Now even Douglas was laughing heartily. “How in God’s name did that pop into your mind? And so quickly?”

“Well, now, this one comes from the actual rules! Because, that last time, when we were in Philly, we watched a bit of the baseball game, remember?”

“I don’t think any of us were actually paying attention, but yes, there was a game on in the restaurant,” Martin affirmed.

“Well, I was paying attention! And they were talking a lot about swords! And sword-fighting, or something… or something like it, anyway. But they were only talking about it, and not actually doing it, so actually, that must just be a thing with baseball. There is a lot of discussion about sword-fighting, but no actual doing it, which is sad because that would make baseball a whole lot more interesting.”

“Arthur,” Douglas began, but then paused momentarily to close his eyes and gather his composure. When he returned to the conversation, he had his “dealing with Arthur” look on his face and spoke slowly and deliberately. “Arthur, no. You are mistaken. You heard something and thought it meant something else. I barely know enough to fake my way through a baseball game, but I still can assure you that… no. Just, no.”

“Perhaps you merely thought you were paying attention,” Martin suggested, holding back a little laughter.

“No, I was paying attention! Baseball definitely has something to do with swords! I think the pitcher must use swords or something, because they kept on talking about the pitcher going on holidays, and what they mean by that is, he practices sword-fighting when he’s not at work, and somehow it helps him with when he’s doing baseball.”

“Arthur, you are most definitely mistaken,” Douglas repeated.

“No, really! Something about the pitcher going on holidays, and swords!”

“Absolutely not!” Martin said, hiding his grin by taking a large swig of beer.

“Then… maybe it’s just a thing in Philadelphia? Like some sort of odd local custom.”

At this point, Martin and Douglas could only look at each other, bereft of speech.

Suddenly, the girl sitting the booth behind them turned around, slung her arm over the back of her chair, and offered some insight. “Couldn’t help but overhear, guys. He means Halladay. Roy Halladay, pitcher for the Phillies. And he’s right, you know… but they’re not swords. They’re sabers. Look it up.” With a wink at Arthur, the girl turned back around and returned to minding her own business.

The three boys of MJN Air were stunned into silence for a moment. Martin was the first to speak. “Oh come on, now. She’s just taking the mick out of the silly Brits who don’t know anything about American sports,” Martin said, waving his hand dismissively. Then, after a short pause, he added, “Surely.”

Douglas had no choice but to type “baseball sabers” into his smart phone. After a moment, he looked up. “Google would kindly like to ask, ‘Did you mean SABR?’ As in, S.A.B.R.,” Douglas said, reading out the letters individually.

In answer to the very confused look on Martin’s face, Douglas continued. “According to Wikipedia, ‘Sabermetrics is the specialized analysis of baseball through objective evidence, especially baseball statistics that measure in-game activity. The term is derived from the acronym SABR, which stands for the Society for American Baseball Research’… You were taking the mick,” Douglas growled the last bit over his shoulder at the girl, who merely shrugged innocently.

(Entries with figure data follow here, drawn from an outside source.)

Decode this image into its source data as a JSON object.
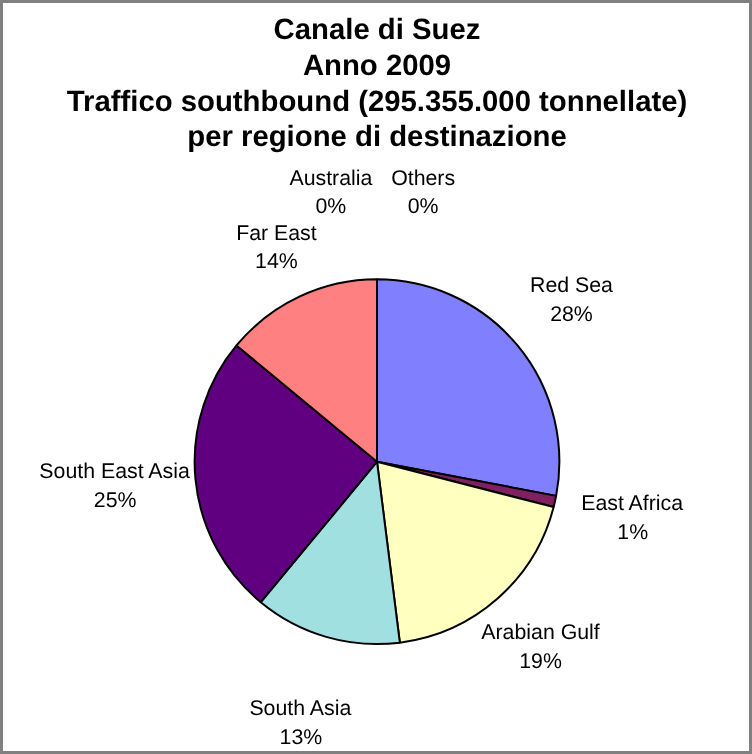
{
  "chart_data": {
    "type": "pie",
    "title": "Canale di Suez\nAnno 2009\nTraffico southbound (295.355.000 tonnellate)\nper regione di destinazione",
    "categories": [
      "Red Sea",
      "East Africa",
      "Arabian Gulf",
      "South Asia",
      "South East Asia",
      "Far East",
      "Australia",
      "Others"
    ],
    "values": [
      28,
      1,
      19,
      13,
      25,
      14,
      0,
      0
    ],
    "colors": [
      "#8080ff",
      "#802060",
      "#ffffc0",
      "#a0e0e0",
      "#600080",
      "#ff8080",
      "#0066cc",
      "#c0c0ff"
    ],
    "value_labels": [
      "28%",
      "1%",
      "19%",
      "13%",
      "25%",
      "14%",
      "0%",
      "0%"
    ]
  }
}
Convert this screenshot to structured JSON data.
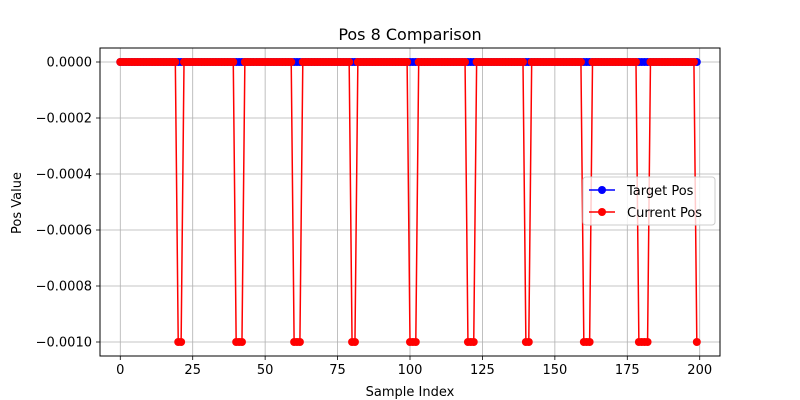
{
  "chart_data": {
    "type": "line",
    "title": "Pos 8 Comparison",
    "xlabel": "Sample Index",
    "ylabel": "Pos Value",
    "xlim": [
      -7,
      207
    ],
    "ylim": [
      -0.00105,
      5e-05
    ],
    "x_ticks": [
      0,
      25,
      50,
      75,
      100,
      125,
      150,
      175,
      200
    ],
    "y_ticks": [
      0.0,
      -0.0002,
      -0.0004,
      -0.0006,
      -0.0008,
      -0.001
    ],
    "y_tick_labels": [
      "0.0000",
      "−0.0002",
      "−0.0004",
      "−0.0006",
      "−0.0008",
      "−0.0010"
    ],
    "grid": true,
    "legend_position": "right",
    "x": {
      "start": 0,
      "end": 199,
      "step": 1
    },
    "series": [
      {
        "name": "Target Pos",
        "color": "#0000ff",
        "marker": "circle",
        "values_rule": "all zero",
        "value": 0.0
      },
      {
        "name": "Current Pos",
        "color": "#ff0000",
        "marker": "circle",
        "base_value": 0.0,
        "dip_value": -0.001,
        "dip_indices": [
          20,
          21,
          40,
          41,
          42,
          60,
          61,
          62,
          80,
          81,
          100,
          101,
          102,
          120,
          121,
          122,
          140,
          141,
          160,
          161,
          162,
          179,
          180,
          181,
          182,
          199
        ]
      }
    ]
  }
}
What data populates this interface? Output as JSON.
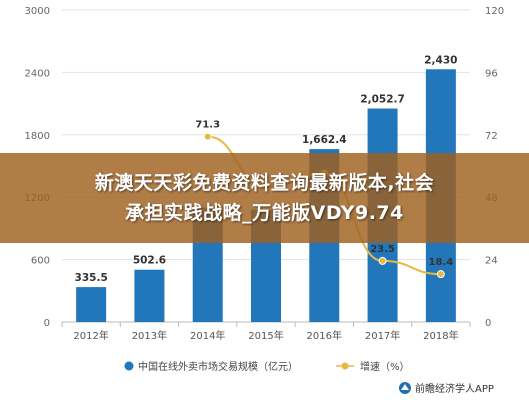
{
  "overlay": {
    "line1": "新澳天天彩免费资料查询最新版本,社会",
    "line2": "承担实践战略_万能版VDY9.74"
  },
  "source": "前瞻经济学人APP",
  "colors": {
    "bar": "#2277bb",
    "line": "#e8b840"
  },
  "chart_data": {
    "type": "bar",
    "categories": [
      "2012年",
      "2013年",
      "2014年",
      "2015年",
      "2016年",
      "2017年",
      "2018年"
    ],
    "series": [
      {
        "name": "中国在线外卖市场交易规模（亿元）",
        "type": "bar",
        "axis": "left",
        "values": [
          335.5,
          502.6,
          1100,
          1080,
          1662.4,
          2052.7,
          2430
        ],
        "labels": [
          "335.5",
          "502.6",
          "",
          "",
          "1,662.4",
          "2,052.7",
          "2,430"
        ]
      },
      {
        "name": "增速（%）",
        "type": "line",
        "axis": "right",
        "values": [
          null,
          null,
          71.3,
          52,
          57,
          23.5,
          18.4
        ],
        "labels": [
          "",
          "",
          "71.3",
          "",
          "",
          "23.5",
          "18.4"
        ]
      }
    ],
    "ylim_left": [
      0,
      3000
    ],
    "yticks_left": [
      "0",
      "600",
      "1200",
      "1800",
      "2400",
      "3000"
    ],
    "ylim_right": [
      0,
      120
    ],
    "yticks_right": [
      "0",
      "24",
      "48",
      "72",
      "96",
      "120"
    ],
    "grid": true,
    "legend": "bottom"
  }
}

Martin then shook his head, and gave Arthur a sardonic smile. He repeated, “Sabermetrics. And from that, Arthur, you remembered it as swords, and came to sword-fighting.” He couldn’t hold it back any longer. Martin dissolved into a fit of laughter, and was soon joined by Douglas.

Undaunted, Arthur simply smiled brightly. “Still. Imagine if the baseball players went out onto the field wielding sabers, and dueled each other. You’d watch that, wouldn’t you, Skip?”

Martin smiled at Arthur – a genuine smile, this time – and had to admit that he would.